IAST (Interactive Application Security Testing) sits between SAST and DAST — an agent runs inside your application during functional testing. Because it has internal visibility it produces far fewer false positives than DAST and catches runtime issues that SAST misses. The tradeoff: it requires an agent installed in your app and works best with automated functional test suites. If you have the setup, IAST gives you the best of both worlds.
Note on DAST: Avoid running DAST on every commit — it is slow, resource-heavy, and produces false positives that cause alert fatigue. Instead run it on a schedule (nightly or weekly) against staging, or manually before major releases. Tune your rules before trusting the results.

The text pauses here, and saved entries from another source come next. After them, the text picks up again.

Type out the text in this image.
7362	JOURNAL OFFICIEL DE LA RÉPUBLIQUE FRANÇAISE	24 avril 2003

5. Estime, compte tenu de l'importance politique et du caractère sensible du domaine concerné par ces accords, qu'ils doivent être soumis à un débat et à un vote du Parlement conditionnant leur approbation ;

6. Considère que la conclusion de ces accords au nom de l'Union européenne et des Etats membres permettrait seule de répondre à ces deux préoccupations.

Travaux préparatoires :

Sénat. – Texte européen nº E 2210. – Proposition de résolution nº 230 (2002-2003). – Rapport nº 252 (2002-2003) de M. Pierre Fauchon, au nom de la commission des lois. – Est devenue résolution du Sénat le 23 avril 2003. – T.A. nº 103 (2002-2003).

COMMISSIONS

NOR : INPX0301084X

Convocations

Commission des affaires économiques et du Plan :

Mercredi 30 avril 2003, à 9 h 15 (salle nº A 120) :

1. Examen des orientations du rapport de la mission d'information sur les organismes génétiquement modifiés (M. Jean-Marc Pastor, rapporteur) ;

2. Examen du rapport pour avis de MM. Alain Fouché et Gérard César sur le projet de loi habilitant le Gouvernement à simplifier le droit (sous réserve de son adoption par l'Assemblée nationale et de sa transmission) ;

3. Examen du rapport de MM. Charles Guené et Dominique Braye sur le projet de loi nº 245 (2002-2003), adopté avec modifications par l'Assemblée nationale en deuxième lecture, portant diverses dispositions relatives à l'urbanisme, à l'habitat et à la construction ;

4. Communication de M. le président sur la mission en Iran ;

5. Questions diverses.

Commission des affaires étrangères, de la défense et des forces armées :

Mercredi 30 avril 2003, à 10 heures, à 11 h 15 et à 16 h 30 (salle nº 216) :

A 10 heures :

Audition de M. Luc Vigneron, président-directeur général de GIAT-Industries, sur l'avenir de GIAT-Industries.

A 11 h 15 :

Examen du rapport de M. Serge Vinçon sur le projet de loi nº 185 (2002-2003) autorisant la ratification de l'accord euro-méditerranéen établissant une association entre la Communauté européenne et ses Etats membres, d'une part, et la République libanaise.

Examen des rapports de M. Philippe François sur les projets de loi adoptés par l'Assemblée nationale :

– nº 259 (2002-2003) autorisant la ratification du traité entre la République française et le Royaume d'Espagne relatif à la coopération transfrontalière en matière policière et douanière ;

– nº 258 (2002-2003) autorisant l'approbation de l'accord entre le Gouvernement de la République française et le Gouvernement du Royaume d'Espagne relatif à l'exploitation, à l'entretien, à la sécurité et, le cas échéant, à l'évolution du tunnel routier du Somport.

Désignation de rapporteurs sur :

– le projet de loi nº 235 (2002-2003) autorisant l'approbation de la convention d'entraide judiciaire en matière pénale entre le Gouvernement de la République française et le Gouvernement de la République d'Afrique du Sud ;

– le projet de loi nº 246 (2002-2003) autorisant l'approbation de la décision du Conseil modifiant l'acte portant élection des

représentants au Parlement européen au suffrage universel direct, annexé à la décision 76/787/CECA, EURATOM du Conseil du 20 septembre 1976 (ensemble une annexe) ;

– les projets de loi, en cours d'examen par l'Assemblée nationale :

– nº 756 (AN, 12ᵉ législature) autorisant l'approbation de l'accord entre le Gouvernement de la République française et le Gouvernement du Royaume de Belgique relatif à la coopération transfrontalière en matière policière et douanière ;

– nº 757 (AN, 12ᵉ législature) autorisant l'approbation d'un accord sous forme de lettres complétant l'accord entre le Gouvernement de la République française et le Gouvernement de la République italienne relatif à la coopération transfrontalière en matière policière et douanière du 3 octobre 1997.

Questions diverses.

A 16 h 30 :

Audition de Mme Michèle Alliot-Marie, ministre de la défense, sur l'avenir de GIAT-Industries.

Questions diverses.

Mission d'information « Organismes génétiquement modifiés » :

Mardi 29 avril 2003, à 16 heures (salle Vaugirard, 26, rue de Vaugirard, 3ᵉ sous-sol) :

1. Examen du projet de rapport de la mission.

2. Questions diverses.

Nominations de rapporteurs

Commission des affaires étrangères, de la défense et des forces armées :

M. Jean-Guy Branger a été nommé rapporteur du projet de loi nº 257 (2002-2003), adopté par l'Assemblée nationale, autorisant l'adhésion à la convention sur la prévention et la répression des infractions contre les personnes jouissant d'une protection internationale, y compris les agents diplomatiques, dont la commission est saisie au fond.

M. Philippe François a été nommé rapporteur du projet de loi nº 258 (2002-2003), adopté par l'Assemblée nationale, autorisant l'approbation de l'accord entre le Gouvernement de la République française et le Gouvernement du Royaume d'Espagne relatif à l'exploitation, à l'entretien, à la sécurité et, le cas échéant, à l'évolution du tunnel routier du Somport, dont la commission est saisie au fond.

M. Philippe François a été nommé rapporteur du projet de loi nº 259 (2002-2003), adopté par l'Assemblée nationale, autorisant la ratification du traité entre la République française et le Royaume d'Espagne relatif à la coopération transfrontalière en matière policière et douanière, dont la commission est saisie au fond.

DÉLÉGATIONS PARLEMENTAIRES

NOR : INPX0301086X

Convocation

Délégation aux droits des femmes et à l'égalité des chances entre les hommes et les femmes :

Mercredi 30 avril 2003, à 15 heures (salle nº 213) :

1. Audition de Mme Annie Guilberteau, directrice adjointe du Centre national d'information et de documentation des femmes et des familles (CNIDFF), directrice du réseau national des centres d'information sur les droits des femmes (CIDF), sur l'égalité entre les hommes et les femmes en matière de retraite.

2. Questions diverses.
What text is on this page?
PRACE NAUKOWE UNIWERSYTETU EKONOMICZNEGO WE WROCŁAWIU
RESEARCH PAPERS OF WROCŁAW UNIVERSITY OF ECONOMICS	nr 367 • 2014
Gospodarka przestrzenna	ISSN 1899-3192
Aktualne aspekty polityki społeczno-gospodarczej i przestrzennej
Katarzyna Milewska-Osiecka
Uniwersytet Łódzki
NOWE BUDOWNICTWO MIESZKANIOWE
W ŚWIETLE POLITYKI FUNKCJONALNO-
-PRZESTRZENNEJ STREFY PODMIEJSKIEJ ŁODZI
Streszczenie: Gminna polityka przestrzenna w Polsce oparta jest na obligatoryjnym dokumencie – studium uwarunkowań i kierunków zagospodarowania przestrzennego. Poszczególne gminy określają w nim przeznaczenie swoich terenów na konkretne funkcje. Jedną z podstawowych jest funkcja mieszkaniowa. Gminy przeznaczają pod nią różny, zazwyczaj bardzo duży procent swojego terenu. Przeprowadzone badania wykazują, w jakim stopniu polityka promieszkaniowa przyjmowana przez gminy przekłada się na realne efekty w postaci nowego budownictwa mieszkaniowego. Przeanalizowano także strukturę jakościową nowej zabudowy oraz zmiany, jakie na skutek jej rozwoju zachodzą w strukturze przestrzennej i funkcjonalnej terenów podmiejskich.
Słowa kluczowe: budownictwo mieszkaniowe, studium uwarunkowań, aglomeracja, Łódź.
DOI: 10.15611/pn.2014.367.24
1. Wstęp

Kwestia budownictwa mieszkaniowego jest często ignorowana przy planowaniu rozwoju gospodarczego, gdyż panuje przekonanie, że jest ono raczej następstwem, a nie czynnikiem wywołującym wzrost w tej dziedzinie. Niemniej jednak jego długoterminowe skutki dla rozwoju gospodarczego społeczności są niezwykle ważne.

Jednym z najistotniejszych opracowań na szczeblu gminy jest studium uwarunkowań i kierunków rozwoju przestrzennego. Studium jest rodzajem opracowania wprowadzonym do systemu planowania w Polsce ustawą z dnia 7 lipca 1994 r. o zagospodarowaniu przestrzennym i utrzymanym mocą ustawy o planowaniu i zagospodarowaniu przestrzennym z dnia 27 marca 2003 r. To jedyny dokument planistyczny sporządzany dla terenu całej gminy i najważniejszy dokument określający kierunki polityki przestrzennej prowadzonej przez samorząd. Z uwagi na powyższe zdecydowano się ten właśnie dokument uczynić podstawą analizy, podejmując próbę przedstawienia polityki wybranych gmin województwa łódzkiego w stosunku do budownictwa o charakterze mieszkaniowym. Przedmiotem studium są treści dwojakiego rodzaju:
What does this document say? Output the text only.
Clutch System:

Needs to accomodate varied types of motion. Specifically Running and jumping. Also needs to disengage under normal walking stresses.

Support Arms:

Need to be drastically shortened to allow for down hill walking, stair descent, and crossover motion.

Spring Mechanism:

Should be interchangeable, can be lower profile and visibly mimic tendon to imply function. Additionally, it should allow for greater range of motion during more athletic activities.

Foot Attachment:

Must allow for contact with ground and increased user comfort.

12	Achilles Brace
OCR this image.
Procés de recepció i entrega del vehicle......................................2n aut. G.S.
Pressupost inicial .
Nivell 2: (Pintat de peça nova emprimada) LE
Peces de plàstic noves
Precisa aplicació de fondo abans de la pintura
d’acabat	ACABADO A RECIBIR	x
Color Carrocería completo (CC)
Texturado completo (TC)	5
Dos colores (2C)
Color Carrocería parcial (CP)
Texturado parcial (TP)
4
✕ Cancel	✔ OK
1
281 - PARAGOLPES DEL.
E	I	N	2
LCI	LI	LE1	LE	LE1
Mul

When DAST isn’t enough — consider Penetration Testing. DAST automates known attack patterns but misses business logic flaws, chained vulnerabilities, and creative attack paths. A skilled penetration tester thinks like a real attacker — testing what automated tools never will. Run a manual pentest at least once a year, or before any major release. DAST finds the obvious; pentesters find the unexpected.
Priority Order — Where to Start
Week 1 — Add pre-commit hooks. Stop secrets leaking. This single step prevents 40% of common breaches.
Month 1 — Add Trivy to CI/CD. Block deployments on CRITICAL CVEs. Automated, zero manual effort after setup.
Quarter 1 — Deploy Wazuh SIEM. Correlate logs across your stack. Build detection rules around OWASP Top 10.
Year 1 — Full shift everywhere coverage. Chaos engineering. Incident runbooks. Security as team culture.
Common Mistakes to Avoid
- Scanning but not blocking — if a critical CVE doesn’t fail your build, the scan is just decoration
- Alert fatigue — one well-tuned SIEM beats five noisy ones. Tune ruthlessly
- Skipping IaC scanning — most cloud breaches start from misconfigured infrastructure, not app code
- No runbooks — detection without a response plan is useless. Write runbooks before you need them
- Treating shift left as “only for developers” — security engineers need to own the pipeline gates too
Final Thought
Shift left to prevent. Shift right to survive. Do both to win.
Security is not a checkbox. It is a culture that lives in every commit, every pipeline gate, and every production alert. The goal is not to find the perfect tool — it is to build a system where vulnerabilities have nowhere to hide.
Start small. Automate ruthlessly. Tune continuously.